Reversible Freeze-Induced ß-Sheet-to-Disorder Transition in Aggregated Homopolypeptide System.

Conformational transitions involving aggregated proteins or peptides are of paramount biomedical and biotechnological importance. Here, we report an unusual freeze-induced structural reorganization within a ß-sheet-rich ionic coaggregate of poly(l-lysine), PLL, and poly(l-glutamic acid), PLGA. Freezing aqueous suspensions of the PLL-PLGA ß-aggregate in the presence of low concentrations of salt (NaBr) induces an instantaneous ß-sheet-to-disorder transition, as probed by infrared spectroscopy in the amide I' band region. The conformational rearrangement of polypeptide chains appears to be fully synchronized with the global liquid-to-ice phase transition.
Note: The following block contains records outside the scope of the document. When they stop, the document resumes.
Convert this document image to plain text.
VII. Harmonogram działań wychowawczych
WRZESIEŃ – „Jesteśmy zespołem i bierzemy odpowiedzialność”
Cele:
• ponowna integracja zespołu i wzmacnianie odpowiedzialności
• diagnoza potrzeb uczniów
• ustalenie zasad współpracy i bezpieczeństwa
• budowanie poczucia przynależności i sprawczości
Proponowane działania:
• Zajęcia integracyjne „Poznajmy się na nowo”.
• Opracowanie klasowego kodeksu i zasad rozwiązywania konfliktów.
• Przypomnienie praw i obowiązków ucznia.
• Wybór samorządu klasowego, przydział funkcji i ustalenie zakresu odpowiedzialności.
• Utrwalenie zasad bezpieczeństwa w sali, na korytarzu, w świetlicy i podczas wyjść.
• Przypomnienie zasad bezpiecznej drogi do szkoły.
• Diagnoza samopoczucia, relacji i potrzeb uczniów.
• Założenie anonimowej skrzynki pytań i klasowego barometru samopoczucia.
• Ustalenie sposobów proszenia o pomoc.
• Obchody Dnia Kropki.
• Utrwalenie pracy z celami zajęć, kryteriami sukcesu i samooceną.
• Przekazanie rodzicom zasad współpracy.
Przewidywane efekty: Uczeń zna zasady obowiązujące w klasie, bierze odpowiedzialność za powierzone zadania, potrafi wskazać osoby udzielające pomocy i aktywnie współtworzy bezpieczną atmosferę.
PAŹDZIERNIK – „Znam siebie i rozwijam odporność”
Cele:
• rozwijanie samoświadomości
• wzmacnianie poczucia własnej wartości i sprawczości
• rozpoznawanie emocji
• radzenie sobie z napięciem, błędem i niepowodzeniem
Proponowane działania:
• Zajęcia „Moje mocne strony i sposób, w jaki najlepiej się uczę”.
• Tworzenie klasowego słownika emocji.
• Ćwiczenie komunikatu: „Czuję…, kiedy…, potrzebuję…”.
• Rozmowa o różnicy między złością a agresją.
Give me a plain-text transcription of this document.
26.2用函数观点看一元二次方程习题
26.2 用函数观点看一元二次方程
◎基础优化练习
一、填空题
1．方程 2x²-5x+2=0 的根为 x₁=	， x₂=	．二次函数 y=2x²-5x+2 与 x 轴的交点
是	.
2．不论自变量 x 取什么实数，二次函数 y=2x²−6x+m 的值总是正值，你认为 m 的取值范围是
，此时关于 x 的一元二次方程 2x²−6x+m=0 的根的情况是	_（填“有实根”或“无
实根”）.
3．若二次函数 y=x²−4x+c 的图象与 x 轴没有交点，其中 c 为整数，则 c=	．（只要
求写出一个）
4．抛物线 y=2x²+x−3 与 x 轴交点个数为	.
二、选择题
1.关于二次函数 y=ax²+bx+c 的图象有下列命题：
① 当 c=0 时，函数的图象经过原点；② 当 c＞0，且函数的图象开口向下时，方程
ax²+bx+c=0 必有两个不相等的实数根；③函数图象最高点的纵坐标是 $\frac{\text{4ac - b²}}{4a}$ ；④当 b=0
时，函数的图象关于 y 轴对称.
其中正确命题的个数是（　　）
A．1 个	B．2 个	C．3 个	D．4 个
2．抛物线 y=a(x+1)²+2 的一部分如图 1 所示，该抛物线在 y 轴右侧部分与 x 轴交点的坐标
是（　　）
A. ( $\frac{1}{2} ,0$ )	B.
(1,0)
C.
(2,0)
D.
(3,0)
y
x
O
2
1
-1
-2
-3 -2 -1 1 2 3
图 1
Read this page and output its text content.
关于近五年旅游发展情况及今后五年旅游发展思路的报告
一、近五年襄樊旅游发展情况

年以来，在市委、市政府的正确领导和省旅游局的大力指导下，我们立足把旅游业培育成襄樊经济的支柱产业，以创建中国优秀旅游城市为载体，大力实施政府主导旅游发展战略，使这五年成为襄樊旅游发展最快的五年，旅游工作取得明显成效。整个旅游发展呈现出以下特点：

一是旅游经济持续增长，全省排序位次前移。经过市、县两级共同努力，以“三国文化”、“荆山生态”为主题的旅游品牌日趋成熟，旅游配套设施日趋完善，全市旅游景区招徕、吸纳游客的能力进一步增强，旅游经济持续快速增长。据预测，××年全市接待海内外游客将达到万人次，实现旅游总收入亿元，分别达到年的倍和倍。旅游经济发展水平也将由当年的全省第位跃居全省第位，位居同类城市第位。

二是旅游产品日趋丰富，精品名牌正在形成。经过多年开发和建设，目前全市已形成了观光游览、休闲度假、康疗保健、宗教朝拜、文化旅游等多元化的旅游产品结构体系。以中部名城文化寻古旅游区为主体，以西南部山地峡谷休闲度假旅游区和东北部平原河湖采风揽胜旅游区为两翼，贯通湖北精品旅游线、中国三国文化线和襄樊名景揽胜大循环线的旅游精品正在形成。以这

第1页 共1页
In contrast to the known freeze-induced transitions, the process described here is fully reversible: the subsequent thawing results in an instantaneous disorder-to-ß-sheet "refolding". However, in the absence of traces of soluble salts, the ß-sheet framework of the PLL-PLGA aggregate remains resistant to freezing as no transition is observed. We note that the occurrence of the transition depends on the type of salt present in the sample. Our results highlight a hidden dimension of the structural dynamics within ß-sheet-rich aggregates. Possible scenarios of freeze-induced salt-bridge rupture and removal of water from nanocanals are discussed.